Поговаривали, что ногу свою Саболыч проиграл в лагере, в солнечной Мордовии, где в брежневские времена отбывал десятерик за любовь к анекдотам. Ногу эту, проигранную Саболычем в буру, урки, якобы, отрезали, изжарили на костре и съели.

А может, все это и враки, а на самом деле отморозил Саболыч ее по пьяному делу, уютно заночевав в сугробе, а наутро сердобольные эскулапы из Склифа левосторонне укоротили его сухопарое тело на четыре животрепещущих дециметра, а может…

Черт его знает, где потерял ногу Саболыч. Да и не важно это. Интересно другое…

Рассказывают, что осточертело Саболычу ковылять на костылях, и задумал он обзавестись протезом.

Сказано — сделано. Собрал он кое-какие бумажки, подкопил денег, сделал заказ и принялся ждать.

И спустя какое-то время Саболыч, сияя радостным лицом, полный счастливых предвкушений, сидел в своей холостяцкой комнатушке со стаканом в руке и почтительно изучал деревянный, с прочными ремешками, протез, приятно пахнущий свежим лаком и коровьей кожей.

Осушив стакан, он долго, с увлечением прилаживал протез к культе, потом, приладив, вбил искусственную ногу в крепкий новый башмак, завязал шнурки и довольно уверенно поднялся со стула. Сделал шаг, другой, третий… Получилось! Саболыч улыбнулся.
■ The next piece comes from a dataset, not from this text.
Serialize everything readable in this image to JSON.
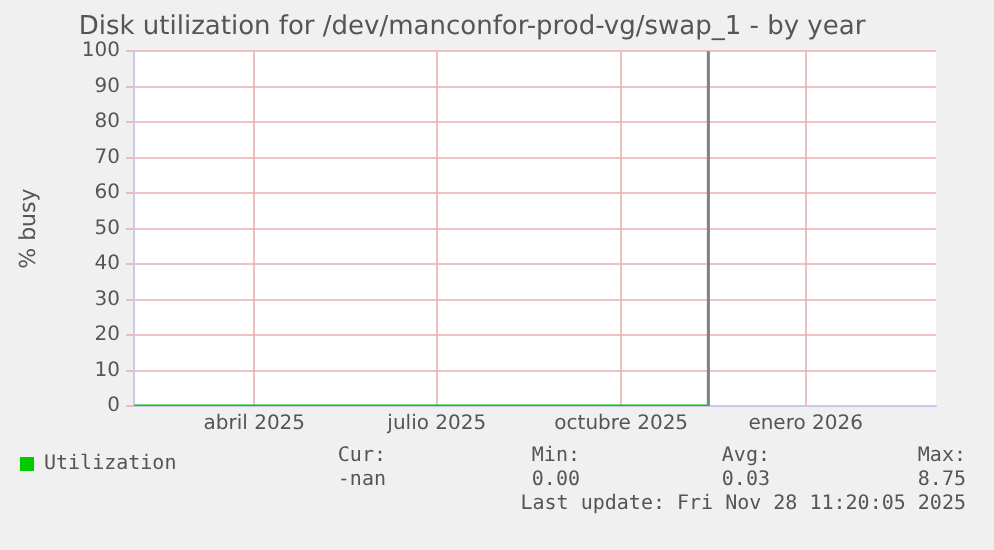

Подошел к большому зеркалу.

— Хорошо! — воскликнул Саболыч. — Как настоящая! Очень хорошо!

Попробовал пройтись по комнате. Опять получилось. Да еще как получилось!

Налил. Выпил.

Опять прошелся по комнате, кокетливо, даже можно сказать, ухарски припадая на здоровую ногу. Заржав от удовольствия, Саболыч снова подошел к зеркалу и с уважением оглядел себя всего, с головы до ног. Он был вполне счастлив.

Опять налил, опять выпил.

Жизнь казалась прекрасной.

Теперь можно без труда жениться, подумал Саболыч с энтузиазмом.

Долго крутился он перед зеркалом, нравясь себе все больше и больше. И вдруг будто стопудовый колокол загудел в нетрезвой башке мнимого счастливца.

Ему показалось… Нет, нет!.. Не может быть!

Еще мгновение назад все было так прекрасно!

Не может быть… Нет. Нет… нет сил верить глазам своим!.. Как понять весь этот кошмар?

Так что же не понравилось несчастному инвалиду?

Сначала Саболычу почудилась какая-то несуразица, некая, если так можно сказать, неточность в двуногой фигуре, которая, набычившись, глядела на него из зеркала. Для того чтобы понять все размеры несчастья, Саболычу довелось повертеться перед зеркалом еще минут десять.

Увы, как это ни прискорбно, но приходилось признать, что ноги были разными. И в этом теперь уже не было никаких сомнений. Правая, родная, натуральная, была кривой от природы, кривой по причине своей закономерной природной кривизны, чем и отличалась от своей рукотворной деревянной сестры, геометрическая прямота которой прямо-таки била в глаза.